Oficina de Enterprise EP ENTERPRISE RENT A CAR
Escritório da Enterprise / EP ENTERPRISE RENT A CAR

Não tinha carro, de modo que, uma vez na cidade galega, quando suas férias já pareciam amarguradas, teve que cancelar as escapadelas que tinha previsto a diferentes cidades da costa atlántica. Dias mais tarde, o pessoal do escritório de León pôs-se em contacto com ela através do WhatsApp para lhe informar de que procederiam a devolver-lhe o depósito e o preço pago pelos dias que não pôde fazer uso do carro.

"Uma falha mecânica que não vos corresponde"

"Fiquei contente. Aliviada, quiçá, mais contente", reconhece. Ademais, o trabalhador da Enterprise León, através de uma mensagem de áudio, assegurou-lhe que não se devia preocupar, já que o incidente se devia a uma falha mecânica do veículo do que ela não era responsável.

A Consumidor Global pode escutar o dito áudio, no qual se diz literalmente: "O contrato está fechado e o que te comentei, isto é uma falha mecânica que não vos corresponde a vocês, de modo que não tendes que vos preocupar".

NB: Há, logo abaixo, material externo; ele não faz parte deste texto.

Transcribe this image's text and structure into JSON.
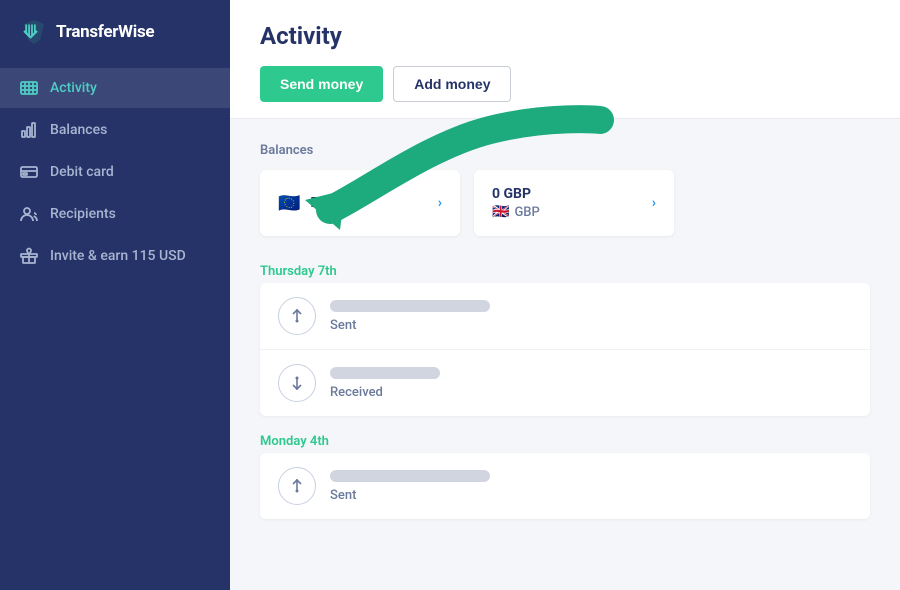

Una mujer conduce / FREEPIK
Uma mulher conduz / FREEPIK

Reclamação de danos

Não obstante, quando o drama do carro já se estava a converter numa má lembrança, a Enterprise enviou à afectada uma notificação informando sobre uma reclamação de danos por um total de 2.338 euros. A empresa acusava-a de ter feito um mau uso da embraiagem. Este desconcertante mensagem, que contradizia as garantias que lhe tinha dado o trabalhador da empresa, chegou a 7 de novembro.

No entanto, Miranda tem a sensação de que o argumento apresentado pela Enterprise para a obrigar a pagar “tem todos os defeitos”. Em primeiro lugar, porque a empresa baseia a sua argumentação num relatório de peritagem que contém erros: o perito reconhece ter sido informado de que “o veículo entrou na oficina pelos seus próprios meios”, o que não aconteceu.

Análise de fotografias

Além disso, o relatório de peritagem reconhece que as conclusões se basearam exclusivamente na análise das fotografias partilhadas pela oficina que recebeu o veículo, uma vez que a oficina não localizou as peças danificadas quando a equipa de peritos as solicitou. “Que garantias é que isto oferece?”, pergunta a vítima.

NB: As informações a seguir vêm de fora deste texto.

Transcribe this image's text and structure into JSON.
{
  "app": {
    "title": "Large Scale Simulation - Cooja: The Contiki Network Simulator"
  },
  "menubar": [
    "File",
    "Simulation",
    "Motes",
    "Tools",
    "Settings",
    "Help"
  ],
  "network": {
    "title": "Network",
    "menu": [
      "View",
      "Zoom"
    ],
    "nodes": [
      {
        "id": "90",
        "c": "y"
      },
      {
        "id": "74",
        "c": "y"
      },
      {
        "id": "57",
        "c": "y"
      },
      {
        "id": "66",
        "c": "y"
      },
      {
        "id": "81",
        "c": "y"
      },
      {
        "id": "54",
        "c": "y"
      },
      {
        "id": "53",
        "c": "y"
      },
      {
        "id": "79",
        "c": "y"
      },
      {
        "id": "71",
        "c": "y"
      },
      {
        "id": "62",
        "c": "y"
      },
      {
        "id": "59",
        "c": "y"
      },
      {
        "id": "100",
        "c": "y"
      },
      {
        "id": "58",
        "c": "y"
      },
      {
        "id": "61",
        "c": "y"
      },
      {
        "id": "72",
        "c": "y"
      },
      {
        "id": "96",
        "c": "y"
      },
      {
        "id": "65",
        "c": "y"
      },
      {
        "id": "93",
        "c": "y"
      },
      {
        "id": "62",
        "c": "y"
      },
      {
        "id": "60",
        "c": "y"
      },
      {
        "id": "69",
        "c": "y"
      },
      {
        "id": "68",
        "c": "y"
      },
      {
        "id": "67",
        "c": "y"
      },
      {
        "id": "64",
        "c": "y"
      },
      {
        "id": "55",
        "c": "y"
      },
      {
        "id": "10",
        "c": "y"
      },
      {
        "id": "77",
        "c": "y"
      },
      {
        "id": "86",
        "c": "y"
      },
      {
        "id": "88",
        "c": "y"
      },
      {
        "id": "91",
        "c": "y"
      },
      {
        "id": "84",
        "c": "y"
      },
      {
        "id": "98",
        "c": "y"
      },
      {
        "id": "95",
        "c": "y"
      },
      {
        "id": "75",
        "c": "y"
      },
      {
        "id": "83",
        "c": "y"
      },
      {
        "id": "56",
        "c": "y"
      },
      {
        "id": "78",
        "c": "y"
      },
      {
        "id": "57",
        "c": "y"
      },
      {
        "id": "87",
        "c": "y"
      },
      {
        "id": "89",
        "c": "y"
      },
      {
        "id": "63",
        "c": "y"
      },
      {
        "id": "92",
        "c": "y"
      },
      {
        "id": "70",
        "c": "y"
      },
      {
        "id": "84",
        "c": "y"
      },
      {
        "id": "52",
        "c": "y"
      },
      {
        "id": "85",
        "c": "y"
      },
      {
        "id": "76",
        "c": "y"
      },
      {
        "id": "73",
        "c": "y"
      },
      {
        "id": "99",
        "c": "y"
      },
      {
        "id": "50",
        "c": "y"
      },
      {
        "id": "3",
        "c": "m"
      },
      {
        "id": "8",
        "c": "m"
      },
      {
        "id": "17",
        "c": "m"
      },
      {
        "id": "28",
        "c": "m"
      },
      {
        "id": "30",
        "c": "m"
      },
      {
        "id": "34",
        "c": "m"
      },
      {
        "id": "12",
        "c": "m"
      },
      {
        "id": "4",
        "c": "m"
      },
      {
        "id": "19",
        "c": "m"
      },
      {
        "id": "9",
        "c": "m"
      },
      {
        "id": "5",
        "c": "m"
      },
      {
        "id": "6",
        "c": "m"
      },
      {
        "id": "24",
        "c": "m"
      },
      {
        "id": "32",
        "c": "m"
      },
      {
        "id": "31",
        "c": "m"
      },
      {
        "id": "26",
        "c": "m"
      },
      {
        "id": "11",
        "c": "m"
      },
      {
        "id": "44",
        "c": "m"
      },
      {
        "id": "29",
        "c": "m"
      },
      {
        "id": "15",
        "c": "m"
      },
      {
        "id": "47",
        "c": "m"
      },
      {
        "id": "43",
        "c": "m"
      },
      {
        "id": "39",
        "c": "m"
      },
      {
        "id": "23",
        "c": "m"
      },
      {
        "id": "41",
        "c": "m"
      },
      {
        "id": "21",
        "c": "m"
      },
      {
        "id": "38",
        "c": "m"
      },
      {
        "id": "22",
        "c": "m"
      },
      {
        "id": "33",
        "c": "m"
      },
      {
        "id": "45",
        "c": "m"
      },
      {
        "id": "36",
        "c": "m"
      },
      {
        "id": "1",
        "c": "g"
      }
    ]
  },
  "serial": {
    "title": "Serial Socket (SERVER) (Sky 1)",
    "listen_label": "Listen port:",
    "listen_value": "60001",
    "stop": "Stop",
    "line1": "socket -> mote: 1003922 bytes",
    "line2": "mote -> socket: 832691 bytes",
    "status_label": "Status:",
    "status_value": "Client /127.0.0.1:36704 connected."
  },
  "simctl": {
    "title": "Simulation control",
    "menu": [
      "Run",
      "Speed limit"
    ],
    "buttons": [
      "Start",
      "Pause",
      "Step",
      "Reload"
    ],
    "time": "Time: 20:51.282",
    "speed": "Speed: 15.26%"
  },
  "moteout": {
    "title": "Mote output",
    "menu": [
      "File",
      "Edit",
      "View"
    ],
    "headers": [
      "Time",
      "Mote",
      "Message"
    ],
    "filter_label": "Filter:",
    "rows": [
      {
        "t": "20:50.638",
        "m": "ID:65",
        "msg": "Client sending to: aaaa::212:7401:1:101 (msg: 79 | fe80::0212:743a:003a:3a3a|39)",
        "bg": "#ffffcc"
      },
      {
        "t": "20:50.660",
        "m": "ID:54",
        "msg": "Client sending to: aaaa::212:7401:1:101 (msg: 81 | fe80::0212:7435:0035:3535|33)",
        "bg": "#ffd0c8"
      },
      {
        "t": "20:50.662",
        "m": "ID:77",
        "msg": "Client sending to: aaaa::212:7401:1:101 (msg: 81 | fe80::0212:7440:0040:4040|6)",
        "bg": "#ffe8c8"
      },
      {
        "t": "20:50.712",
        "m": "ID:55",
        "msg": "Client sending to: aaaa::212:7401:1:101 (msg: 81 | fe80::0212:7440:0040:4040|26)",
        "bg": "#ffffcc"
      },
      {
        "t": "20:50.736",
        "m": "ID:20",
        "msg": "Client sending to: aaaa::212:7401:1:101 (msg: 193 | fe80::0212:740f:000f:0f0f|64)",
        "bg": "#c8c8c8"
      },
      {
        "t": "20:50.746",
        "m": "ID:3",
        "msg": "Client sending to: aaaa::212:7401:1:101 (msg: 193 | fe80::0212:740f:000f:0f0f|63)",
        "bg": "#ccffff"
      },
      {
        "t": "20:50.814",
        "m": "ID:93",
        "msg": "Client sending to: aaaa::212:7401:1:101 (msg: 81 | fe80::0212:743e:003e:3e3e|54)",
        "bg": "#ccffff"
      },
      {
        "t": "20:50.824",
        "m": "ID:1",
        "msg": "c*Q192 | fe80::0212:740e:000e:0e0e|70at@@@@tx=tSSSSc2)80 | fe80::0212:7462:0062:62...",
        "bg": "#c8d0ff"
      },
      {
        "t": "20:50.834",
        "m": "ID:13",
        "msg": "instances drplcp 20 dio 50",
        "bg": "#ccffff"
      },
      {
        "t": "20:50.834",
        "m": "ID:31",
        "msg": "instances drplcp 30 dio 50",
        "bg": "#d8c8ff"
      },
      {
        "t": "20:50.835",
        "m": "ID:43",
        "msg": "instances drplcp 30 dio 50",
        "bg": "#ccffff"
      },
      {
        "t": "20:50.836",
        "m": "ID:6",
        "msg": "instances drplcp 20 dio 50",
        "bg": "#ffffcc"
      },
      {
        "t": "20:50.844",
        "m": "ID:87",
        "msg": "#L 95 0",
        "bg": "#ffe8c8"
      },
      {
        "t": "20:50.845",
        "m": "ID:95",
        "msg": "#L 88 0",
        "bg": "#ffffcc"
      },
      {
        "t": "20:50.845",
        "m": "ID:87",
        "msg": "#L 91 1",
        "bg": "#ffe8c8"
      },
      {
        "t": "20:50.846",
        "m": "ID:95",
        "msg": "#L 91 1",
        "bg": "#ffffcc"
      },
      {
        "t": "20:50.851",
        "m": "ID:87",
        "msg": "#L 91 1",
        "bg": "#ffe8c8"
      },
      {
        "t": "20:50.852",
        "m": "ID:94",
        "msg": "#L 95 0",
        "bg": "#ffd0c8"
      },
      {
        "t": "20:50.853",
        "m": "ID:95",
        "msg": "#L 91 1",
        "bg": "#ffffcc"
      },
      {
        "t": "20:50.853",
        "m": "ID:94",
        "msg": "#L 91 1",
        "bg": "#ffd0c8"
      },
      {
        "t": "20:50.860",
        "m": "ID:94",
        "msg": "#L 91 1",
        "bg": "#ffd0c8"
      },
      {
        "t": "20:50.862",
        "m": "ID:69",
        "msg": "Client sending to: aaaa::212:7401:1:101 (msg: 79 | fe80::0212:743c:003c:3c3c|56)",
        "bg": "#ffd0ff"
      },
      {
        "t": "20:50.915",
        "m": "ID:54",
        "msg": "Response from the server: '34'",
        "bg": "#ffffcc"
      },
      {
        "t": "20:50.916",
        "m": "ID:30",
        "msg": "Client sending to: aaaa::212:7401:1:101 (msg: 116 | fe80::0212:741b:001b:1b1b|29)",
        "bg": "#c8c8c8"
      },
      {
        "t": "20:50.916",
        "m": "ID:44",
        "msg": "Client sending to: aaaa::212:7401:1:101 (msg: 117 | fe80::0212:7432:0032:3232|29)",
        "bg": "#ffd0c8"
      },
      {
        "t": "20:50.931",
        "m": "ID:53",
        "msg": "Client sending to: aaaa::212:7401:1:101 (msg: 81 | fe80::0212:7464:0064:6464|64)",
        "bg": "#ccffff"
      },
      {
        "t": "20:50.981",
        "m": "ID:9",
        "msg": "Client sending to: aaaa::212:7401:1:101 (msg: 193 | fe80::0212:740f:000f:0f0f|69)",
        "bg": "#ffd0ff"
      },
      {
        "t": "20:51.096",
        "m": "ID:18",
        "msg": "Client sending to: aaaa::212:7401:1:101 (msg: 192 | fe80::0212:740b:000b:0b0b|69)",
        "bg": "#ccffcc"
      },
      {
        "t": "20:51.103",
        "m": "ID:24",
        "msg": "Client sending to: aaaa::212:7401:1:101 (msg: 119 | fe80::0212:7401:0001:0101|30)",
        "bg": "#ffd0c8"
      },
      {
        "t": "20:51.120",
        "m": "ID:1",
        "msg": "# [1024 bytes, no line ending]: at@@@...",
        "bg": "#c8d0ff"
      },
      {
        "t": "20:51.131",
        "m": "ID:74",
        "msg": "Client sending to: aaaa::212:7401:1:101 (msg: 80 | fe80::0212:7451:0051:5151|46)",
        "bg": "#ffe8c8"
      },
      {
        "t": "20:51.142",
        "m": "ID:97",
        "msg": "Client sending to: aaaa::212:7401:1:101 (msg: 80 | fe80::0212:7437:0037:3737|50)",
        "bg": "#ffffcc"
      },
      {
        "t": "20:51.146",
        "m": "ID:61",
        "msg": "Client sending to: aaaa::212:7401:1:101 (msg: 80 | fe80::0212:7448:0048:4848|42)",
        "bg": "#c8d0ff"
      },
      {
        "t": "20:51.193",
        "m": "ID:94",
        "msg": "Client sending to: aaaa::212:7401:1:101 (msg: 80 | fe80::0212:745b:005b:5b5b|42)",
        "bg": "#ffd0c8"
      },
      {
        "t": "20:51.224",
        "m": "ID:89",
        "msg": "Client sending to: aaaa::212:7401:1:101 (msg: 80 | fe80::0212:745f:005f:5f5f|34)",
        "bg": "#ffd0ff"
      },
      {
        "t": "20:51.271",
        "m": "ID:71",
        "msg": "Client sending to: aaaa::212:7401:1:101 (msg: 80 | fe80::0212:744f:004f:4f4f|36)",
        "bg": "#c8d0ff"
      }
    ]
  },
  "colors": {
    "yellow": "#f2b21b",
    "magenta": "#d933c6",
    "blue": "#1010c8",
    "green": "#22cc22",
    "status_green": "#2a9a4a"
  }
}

Una persona revisa un coche / FREEPIK
Uma pessoa revê um carro / FREEPIK

"O relatório técnico indica que o veículo devia ser submetido a manutenção periódica a cada 20.000 quilómetros. O veículo tinha percorrido 19.842 quilómetros no momento em que terminou a minha condução", argumenta Miranda, sublinhando que lhe deram um carro que ainda não tinha sido devidamente "revisto e confirmado".

Casos similares

No final deste relatório, Miranda ainda não pagou o dinheiro que a Enterprise lhe está a exigir e garante que, se necessário, irá a tribunal. “Deram-me um carro atrasado que eu não tinha reservado e que provavelmente não estava como devia estar, e agora acusam-me de ter partido uma embraiagem depois de confirmarem que havia uma falha mecânica”, afirma.

O seu caso é semelhante ao de um condutor de Sevilha em 2019. A Enterprise culpou-o de uma avaria na embraiagem, sem ter provas fiáveis disso, e emitiu-lhe uma fatura com o custo da reparação mais de quatro meses depois. Esta vítima recorreu à Facua, e a organização conseguiu que a Enterprise lhe reembolsasse os 1.125 euros reclamados.

Acusações sem provas

A FACUA invocou a Lei Geral de Defesa dos Consumidores e Utilizadores, que estabelece como cláusula abusiva, entre outras, “a fixação de uma indemnização que não corresponde ao dano efetivamente causado”. Além disso, em junho de 2024, a Facua CV conseguiu que a Enterprise reembolsasse 950 euros a um utilizador que acusou, sem provas, de ter danificado uma carrinha de aluguer.

Sede de Enterprise en Madrid / EP
Sede da Enterprise em Madrid / EP

A Consumidor Global cobriu o caso, e recolheu que a Facua citou uma sentença do Tribunal Supremo (3309/2007) na qual se reafirma que é responsabilidade das empresas de aluguer proporcionar provas contundentes para justificar qualquer imposição de cobranças por danos.

Este meio contactou (com enormes dificuldades) com a empresa para perguntar se parece-lhes um procedimento ético, mas, até ao termo desta reportagem, não obteve resposta.